When all LR editing has been applied to "original" .
What is later the easiest way to view original image without resetting editing?
To create a copy, but how?

Thanks!


----------



## Brad Snyder (May 4, 2011)

The generalized way to approach this is with Before/After View in Develop.
Select an image in Develop. On the main menu, choose View > Before/After > and one of the various screen layouts, top/bottom, left/right, split.
Note that theses selections all have shortcut keys, remember your favorite. The Before/After views are also available on the Tool Bar below the image near the far left.
Then, use the History browser to select the image state you'd like to display as the 'Before'. In your case, all the way at the bottom of the History, usually called 'Import', with perhaps an import preset noted.
Right click on the desired history state, and choose 'Copy History State Settings to Before'.

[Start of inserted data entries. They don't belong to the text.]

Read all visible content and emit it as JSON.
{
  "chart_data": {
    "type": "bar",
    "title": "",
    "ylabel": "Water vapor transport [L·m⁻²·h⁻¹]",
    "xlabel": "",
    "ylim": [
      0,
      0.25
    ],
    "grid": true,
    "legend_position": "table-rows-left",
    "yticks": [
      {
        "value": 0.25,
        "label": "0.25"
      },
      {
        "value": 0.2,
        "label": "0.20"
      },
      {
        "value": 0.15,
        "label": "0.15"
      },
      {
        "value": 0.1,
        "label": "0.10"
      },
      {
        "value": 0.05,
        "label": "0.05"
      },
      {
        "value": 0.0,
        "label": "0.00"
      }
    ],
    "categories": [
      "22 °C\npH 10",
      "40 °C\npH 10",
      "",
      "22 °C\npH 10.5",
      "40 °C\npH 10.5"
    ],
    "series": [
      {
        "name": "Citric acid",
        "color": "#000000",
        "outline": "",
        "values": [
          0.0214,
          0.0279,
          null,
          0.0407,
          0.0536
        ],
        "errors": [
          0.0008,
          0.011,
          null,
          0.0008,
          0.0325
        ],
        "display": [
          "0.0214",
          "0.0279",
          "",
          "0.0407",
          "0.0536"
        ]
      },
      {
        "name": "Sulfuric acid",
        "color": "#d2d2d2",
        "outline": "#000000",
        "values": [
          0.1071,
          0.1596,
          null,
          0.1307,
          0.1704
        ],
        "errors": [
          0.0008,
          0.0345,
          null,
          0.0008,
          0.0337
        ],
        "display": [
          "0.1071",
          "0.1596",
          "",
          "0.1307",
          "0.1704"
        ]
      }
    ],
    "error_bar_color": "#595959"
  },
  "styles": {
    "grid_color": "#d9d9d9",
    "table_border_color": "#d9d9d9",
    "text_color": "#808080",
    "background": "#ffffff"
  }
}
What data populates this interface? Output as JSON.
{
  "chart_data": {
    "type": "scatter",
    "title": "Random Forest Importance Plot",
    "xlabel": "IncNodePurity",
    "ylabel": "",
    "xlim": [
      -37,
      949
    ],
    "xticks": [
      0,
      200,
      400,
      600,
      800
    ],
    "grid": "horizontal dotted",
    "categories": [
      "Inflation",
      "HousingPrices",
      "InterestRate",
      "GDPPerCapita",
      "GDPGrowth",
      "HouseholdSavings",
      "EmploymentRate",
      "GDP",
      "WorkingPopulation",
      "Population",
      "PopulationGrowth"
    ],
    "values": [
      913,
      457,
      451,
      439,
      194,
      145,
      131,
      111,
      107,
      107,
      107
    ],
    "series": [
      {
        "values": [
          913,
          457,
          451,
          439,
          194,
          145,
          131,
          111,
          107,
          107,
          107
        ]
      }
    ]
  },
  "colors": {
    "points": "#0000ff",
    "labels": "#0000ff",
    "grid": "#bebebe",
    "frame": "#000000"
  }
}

There are other ways to skin this cat, but that should get you where you want without the (minimal) overhead of creating a snapshot or virtual copy.


----------



## sizzlingbadger (May 4, 2011)

The only reliable way is to hit reset then ctrl-Z to undo it. The before and after only shows the difference between import state and current state and that it is not always what you need. If you don't apply anything during import then using the / key can work quite well.

I changed the default settings in my catalog and now the before after toggles between current edits and my original imported defaults not my new defaults and this is a pain.


----------